Vanishing Platelets Rapid and Extreme Tirofiban-Induced Thrombocytopenia after Percutaneous Coronary Intervention for Acute Myocardial Infarction

Section of Cardiology, Department of Medicine, Aga Khan University Hospital, Karachi 74800, Pakistan.
Texas Heart Institute journal / from the Texas Heart Institute of St. Luke's Episcopal Hospital, Texas Children's Hospital (Impact Factor: 0.65). 02/2010; 37(1):109-12.
Source: PubMed


Glycoprotein IIb/IIIa inhibitors are established treatment for patients who develop acute coronary syndromes.
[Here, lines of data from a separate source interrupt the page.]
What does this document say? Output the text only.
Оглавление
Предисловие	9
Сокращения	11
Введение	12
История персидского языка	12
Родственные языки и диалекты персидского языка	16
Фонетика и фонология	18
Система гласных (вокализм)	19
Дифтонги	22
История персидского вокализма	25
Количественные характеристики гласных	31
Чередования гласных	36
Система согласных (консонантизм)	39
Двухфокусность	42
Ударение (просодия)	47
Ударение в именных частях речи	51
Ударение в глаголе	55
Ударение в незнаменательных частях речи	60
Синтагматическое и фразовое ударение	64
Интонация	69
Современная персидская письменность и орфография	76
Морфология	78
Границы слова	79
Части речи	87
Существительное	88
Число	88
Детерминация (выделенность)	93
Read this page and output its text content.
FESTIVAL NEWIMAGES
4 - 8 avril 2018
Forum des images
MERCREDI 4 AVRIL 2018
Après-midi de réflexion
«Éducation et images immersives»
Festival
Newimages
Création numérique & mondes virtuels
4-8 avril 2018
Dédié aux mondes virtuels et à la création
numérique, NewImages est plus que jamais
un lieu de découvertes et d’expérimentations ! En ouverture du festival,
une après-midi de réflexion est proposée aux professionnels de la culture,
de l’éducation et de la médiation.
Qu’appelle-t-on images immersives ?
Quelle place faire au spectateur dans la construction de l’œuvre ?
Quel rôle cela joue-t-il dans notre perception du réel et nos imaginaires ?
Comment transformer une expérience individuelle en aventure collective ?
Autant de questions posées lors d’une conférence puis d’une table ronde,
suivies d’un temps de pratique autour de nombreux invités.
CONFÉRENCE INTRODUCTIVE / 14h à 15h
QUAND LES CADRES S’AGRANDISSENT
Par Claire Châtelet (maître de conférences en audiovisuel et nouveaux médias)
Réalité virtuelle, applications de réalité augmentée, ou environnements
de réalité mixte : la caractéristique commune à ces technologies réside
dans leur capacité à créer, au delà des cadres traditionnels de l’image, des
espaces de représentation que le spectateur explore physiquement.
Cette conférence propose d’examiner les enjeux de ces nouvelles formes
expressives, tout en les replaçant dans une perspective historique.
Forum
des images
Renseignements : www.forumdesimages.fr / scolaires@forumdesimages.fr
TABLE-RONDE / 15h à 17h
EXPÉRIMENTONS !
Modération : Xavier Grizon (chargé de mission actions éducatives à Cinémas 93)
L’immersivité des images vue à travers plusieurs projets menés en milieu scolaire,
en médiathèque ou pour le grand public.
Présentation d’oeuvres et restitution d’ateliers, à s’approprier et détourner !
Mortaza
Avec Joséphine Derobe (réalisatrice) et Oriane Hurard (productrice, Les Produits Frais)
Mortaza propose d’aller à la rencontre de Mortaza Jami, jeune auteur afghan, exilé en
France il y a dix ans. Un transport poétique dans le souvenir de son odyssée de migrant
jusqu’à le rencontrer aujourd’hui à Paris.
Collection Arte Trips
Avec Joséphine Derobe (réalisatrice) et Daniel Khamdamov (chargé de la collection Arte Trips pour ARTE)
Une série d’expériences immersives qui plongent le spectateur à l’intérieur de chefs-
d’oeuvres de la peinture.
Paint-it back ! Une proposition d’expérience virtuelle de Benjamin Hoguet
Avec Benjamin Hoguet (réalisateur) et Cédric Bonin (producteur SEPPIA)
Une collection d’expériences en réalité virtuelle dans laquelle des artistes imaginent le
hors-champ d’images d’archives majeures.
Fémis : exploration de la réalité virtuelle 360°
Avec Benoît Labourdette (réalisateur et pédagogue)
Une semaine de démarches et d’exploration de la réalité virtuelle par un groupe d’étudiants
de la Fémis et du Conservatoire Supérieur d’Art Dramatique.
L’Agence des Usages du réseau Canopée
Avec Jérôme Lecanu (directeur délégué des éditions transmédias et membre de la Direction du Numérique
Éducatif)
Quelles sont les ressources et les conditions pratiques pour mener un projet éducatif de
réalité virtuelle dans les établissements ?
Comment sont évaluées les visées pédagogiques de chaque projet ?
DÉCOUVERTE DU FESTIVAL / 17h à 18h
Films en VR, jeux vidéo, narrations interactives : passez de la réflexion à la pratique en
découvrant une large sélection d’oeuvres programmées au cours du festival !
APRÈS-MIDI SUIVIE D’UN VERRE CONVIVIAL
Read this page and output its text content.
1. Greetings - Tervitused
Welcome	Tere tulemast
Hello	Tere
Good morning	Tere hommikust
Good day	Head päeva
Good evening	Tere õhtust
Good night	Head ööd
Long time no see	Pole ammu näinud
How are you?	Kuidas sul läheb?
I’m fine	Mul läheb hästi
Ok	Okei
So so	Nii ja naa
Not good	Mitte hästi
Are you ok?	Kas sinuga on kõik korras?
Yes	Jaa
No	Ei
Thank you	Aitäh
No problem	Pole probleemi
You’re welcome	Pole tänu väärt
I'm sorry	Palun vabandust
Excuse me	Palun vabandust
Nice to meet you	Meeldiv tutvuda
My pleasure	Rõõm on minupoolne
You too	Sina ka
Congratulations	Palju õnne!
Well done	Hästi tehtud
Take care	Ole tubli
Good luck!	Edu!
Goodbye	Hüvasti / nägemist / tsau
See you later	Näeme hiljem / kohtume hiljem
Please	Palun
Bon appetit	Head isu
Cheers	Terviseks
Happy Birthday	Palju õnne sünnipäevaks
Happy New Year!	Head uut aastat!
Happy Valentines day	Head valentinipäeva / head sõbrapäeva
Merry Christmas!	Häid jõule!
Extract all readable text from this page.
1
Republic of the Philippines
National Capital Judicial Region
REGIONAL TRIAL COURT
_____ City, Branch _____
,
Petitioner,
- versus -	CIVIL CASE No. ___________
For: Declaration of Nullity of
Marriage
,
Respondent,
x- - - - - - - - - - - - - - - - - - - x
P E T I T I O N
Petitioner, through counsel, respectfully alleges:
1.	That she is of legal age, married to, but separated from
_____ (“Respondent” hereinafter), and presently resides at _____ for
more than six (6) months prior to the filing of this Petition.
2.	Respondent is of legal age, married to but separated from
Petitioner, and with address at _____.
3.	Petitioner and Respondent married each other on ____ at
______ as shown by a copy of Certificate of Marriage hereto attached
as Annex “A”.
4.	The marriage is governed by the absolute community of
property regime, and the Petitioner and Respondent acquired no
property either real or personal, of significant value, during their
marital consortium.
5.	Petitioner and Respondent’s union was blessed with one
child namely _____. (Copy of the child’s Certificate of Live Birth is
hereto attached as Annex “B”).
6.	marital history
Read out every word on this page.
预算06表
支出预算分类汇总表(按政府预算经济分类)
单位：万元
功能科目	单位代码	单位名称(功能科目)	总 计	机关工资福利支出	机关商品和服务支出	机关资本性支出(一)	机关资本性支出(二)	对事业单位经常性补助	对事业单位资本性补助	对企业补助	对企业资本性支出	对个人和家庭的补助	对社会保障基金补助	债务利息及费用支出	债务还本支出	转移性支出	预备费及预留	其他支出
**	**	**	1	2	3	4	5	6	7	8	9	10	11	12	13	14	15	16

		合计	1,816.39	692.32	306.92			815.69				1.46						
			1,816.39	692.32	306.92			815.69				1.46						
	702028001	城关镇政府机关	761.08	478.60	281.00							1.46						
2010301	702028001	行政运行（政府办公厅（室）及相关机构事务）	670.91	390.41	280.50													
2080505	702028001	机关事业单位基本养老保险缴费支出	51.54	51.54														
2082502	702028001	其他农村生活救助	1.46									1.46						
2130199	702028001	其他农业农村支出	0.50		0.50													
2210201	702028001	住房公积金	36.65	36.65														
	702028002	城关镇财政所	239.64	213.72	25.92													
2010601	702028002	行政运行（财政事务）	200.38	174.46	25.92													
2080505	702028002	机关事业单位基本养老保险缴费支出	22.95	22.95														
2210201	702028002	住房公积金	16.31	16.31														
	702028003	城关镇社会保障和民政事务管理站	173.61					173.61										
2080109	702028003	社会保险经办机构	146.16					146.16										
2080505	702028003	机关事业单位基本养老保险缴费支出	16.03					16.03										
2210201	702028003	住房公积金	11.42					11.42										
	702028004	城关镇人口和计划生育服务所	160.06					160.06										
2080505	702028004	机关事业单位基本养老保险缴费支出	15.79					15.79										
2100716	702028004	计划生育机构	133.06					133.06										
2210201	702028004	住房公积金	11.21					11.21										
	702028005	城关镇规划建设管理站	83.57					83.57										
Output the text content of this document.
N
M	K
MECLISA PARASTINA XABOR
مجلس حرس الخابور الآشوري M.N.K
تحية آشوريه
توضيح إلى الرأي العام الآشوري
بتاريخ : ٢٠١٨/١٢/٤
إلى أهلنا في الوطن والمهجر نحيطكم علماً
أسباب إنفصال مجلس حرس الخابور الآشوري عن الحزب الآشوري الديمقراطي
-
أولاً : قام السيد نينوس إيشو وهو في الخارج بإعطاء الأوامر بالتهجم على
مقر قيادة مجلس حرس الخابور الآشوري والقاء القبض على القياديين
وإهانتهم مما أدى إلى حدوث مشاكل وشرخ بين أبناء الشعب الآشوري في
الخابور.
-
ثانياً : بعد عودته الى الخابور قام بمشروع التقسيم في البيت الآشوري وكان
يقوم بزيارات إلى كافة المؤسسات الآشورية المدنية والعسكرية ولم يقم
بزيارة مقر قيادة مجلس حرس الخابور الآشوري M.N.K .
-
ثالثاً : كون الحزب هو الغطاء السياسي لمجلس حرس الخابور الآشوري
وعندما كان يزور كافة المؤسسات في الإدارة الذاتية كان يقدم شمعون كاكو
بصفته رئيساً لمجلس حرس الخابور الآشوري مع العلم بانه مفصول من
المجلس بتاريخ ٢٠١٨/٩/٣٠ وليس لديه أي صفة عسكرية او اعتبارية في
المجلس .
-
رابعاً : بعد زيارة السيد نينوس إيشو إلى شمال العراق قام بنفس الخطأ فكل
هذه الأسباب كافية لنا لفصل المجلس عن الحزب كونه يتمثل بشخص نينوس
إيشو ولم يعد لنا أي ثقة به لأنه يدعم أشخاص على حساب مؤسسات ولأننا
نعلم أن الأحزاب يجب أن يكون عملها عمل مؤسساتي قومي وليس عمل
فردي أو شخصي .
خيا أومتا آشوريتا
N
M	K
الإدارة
Thrombocytopenia is known to occur following the administration of various drugs, including heparin and glycoprotein IIb/IIIa inhibitors. In the case of glycoprotein IIb/IIIa inhibitors, the mechanism is thought to be drug-dependent antibodies. In most cases, the thrombocytopenia is mild or moderate in severity. Severe thrombocytopenia (platelet count, <50 x 10(9)/L) is distinctly rare. Herein, we report a case of tirofiban-induced thrombocytopenia in which the overall platelet count dropped precipitously to <1 x 10(9)/L within 12 hours of administration; recovery was relatively prolonged, possibly owing to concomitant renal insufficiency. The severity and the rapidity of onset emphasize the need to routinely check platelet counts early after tirofiban administration, in order to prevent sequelae.